Hemophilia has been a constant thread in my family’s story. Some of my earliest childhood memories are of my father’s weekly plasma treatments . It was a regular part of our family’s daily life, but looking back, I realized those treatments weren’t just routine, they were his lifeline.
Today, in honor of my father, I am focused on strengthening California’s plasma donation system and ensuring all patients, particularly those with rare diseases, have access to the life-saving medicines they need. California now has an opportunity to increase plasma donation efforts. State Assemblyman Luis Solache recently introduced the California Source Plasma Donation Centers Act, which would modernize regulations in the state to align them with those at the federal level.
My late father, Jim Carey, was born in 1940 as the youngest of three brothers. All of them were born with hemophilia B — a hereditary bleeding disorder that prevents blood from clotting properly. When my father was diagnosed, the difference between hemophilia A and hemophilia B had not yet been discovered. Like so many other people with hemophilia at the time, he endured unpredictable bleeding episodes and limited treatment options. He relied on frequent infusions of plasma or whole blood to treat bleeding episodes. but the early treatments caused excruciating pain, joint damage and life-threatening complications.
In the1950s, patients like my father benefitted from scientific breakthroughs: Researchers identified the two types of hemophilia, leading to the development of replacement therapy — a treatment that extracts specific clotting factors from donated blood and plasma. This approach remains a very effective treatment option for patients today.
Now, decades later, one of the greatest challenges in treating hemophilia is that patients develop inhibitors: antibodies that interfere with treatment and trigger frequent bleeding episodes. However, advancements in plasma-derived clotting factor therapy have been shown to lower the risk of inhibitors by 50 percent. This helped extend my father’s life, though not before he endured the devastating loss of both his brothers to hemophilia-related complications.
Determined to create change, my father became a passionate advocate. In 1971, he joined the board of the newly formed Central California Hemophilia Foundation, serving as board president and later as treasurer until his passing in 1994. For him, advocacy was not just a profession, it was deeply personal. He knew firsthand what was at stake.

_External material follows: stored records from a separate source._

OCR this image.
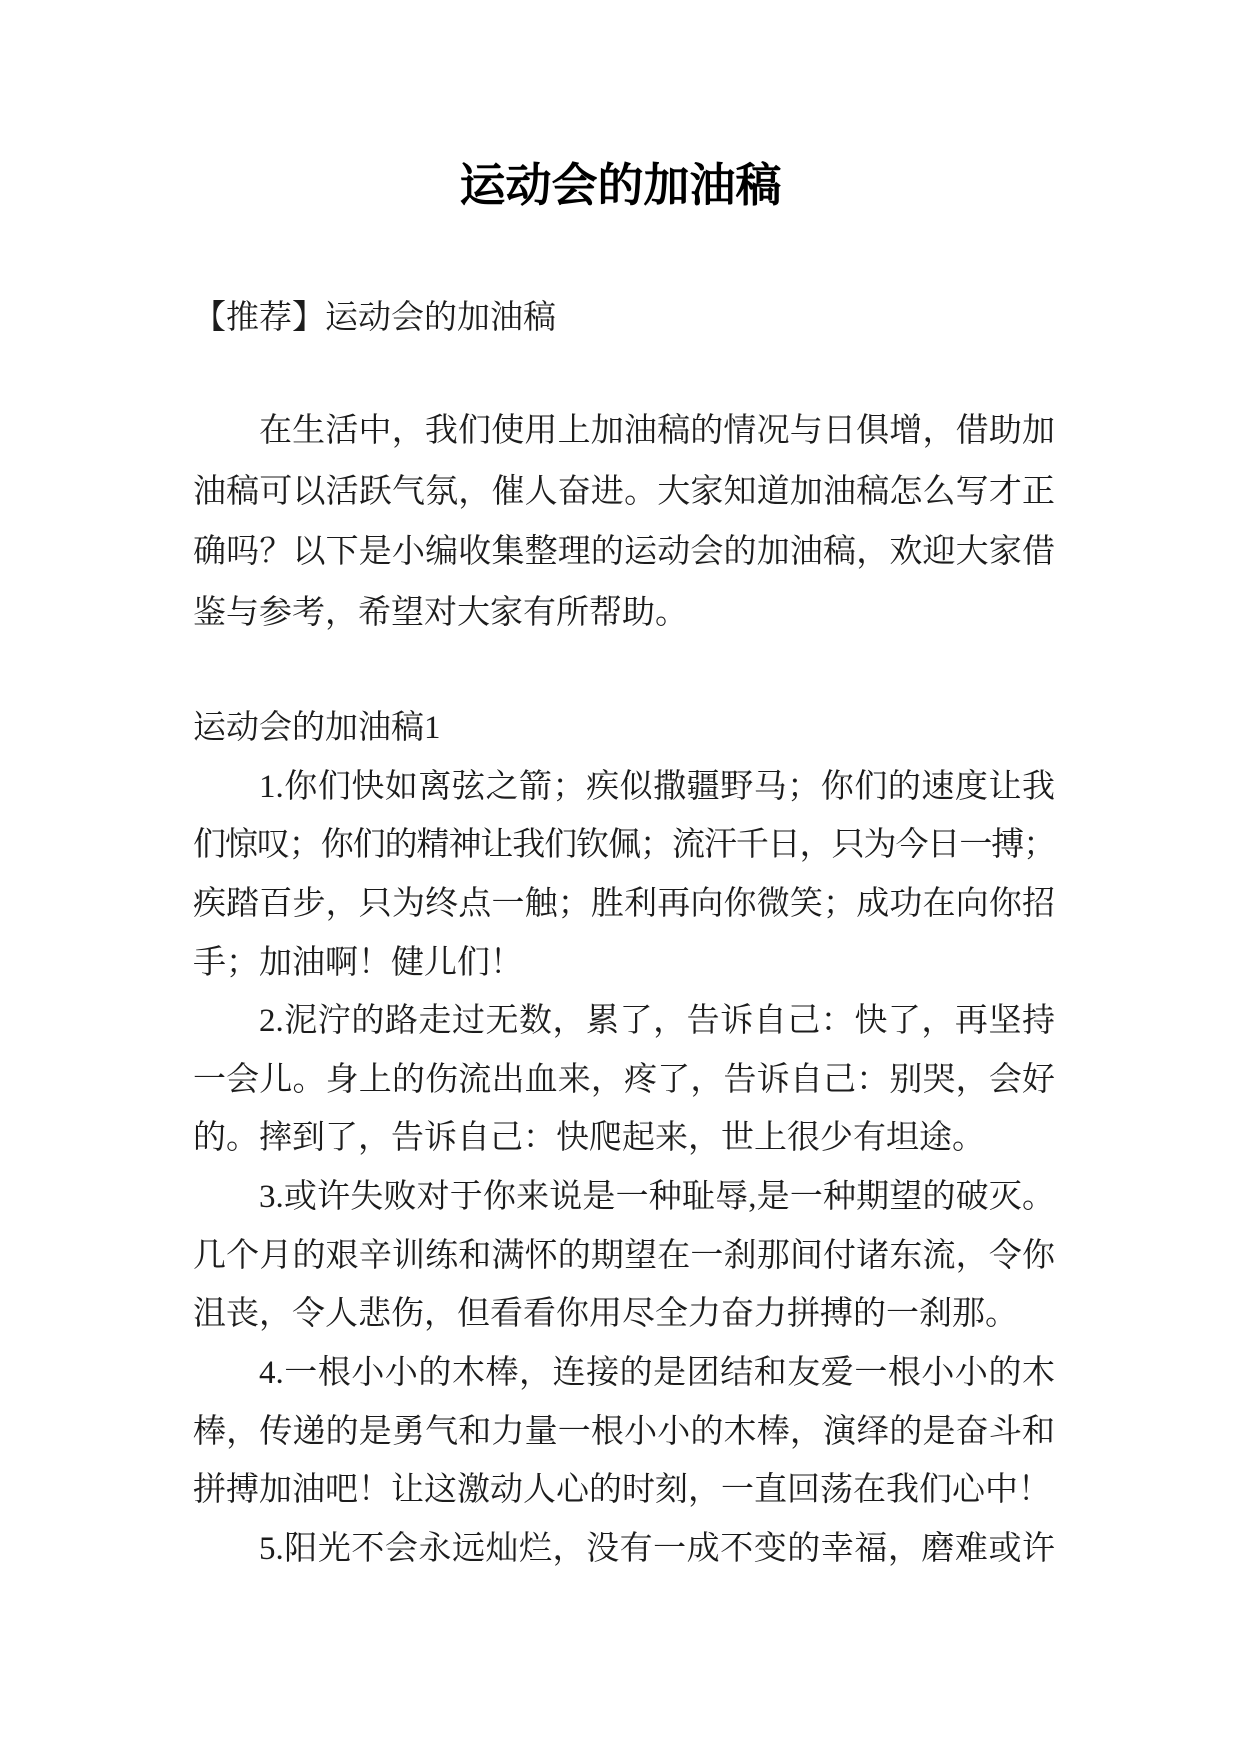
运动会的加油稿
【推荐】运动会的加油稿
在生活中，我们使用上加油稿的情况与日俱增，借助加
油稿可以活跃气氛，催人奋进。大家知道加油稿怎么写才正
确吗？以下是小编收集整理的运动会的加油稿，欢迎大家借
鉴与参考，希望对大家有所帮助。
运动会的加油稿1
1.你们快如离弦之箭；疾似撒疆野马；你们的速度让我
们惊叹；你们的精神让我们钦佩；流汗千日，只为今日一搏；
疾踏百步，只为终点一触；胜利再向你微笑；成功在向你招
手；加油啊！健儿们！
2.泥泞的路走过无数，累了，告诉自己：快了，再坚持
一会儿。身上的伤流出血来，疼了，告诉自己：别哭，会好
的。摔到了，告诉自己：快爬起来，世上很少有坦途。
3.或许失败对于你来说是一种耻辱,是一种期望的破灭。
几个月的艰辛训练和满怀的期望在一刹那间付诸东流，令你
沮丧，令人悲伤，但看看你用尽全力奋力拼搏的一刹那。
4.一根小小的木棒，连接的是团结和友爱一根小小的木
棒，传递的是勇气和力量一根小小的木棒，演绎的是奋斗和
拼搏加油吧！让这激动人心的时刻，一直回荡在我们心中！
5.阳光不会永远灿烂，没有一成不变的幸福，磨难或许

I have carried his legacy forward, first as the executive director of the Central California Hemophilia Foundation and now at the Hemophilia Council of California . To honor his lifelong commitment, we established the Jim Carey Scholarship, supporting young people in the bleeding disorders community who, like my father, refuse to let their condition define their lives.
My father’s passion inspires my own. I still remember him testifying at the State Capitol, advocating for patients like himself. Today, our fight continues. Plasma is essential for everyone, but even more so for those affected by diseases that can only be treated with plasma-derived medicines, like Guillain-Barré syndrome and von Willebrand disease. Plasma is also used to help patients recover from trauma, pregnancy complications and burns. Unfortunately, despite its necessity, plasma remains an often-overlooked resource.
Unlike many medicines, plasma cannot be manufactured in a lab. It is entirely dependent on donors. A single patient with hemophilia A may require 1,200 plasma donations each year for treatment. That means thousands of generous donors are needed to sustain just one life.
That’s why I continue my father’s work, fighting for policies that strengthen our plasma donation system, increase access to treatment and ensure no patient is left behind. It’s why I support the California Source Plasma Donation Centers Act. It would allow source plasma donation centers to operate more efficiently, making it easier to collect this unique, irreplaceable resource so that more patients like my father who depend on plasma-derived medicines receive the life-saving treatments they need, when they need them.
Decades ago, I watched my father rely on plasma donations to survive. But this isn’t just my family’s story, it’s the story of every Californian whose life depends on a reliable, sustainable plasma supply.
Lynne Kinst is the executive director of the Hemophilia Council of California and founder of the California Rare Disease Access Coalition.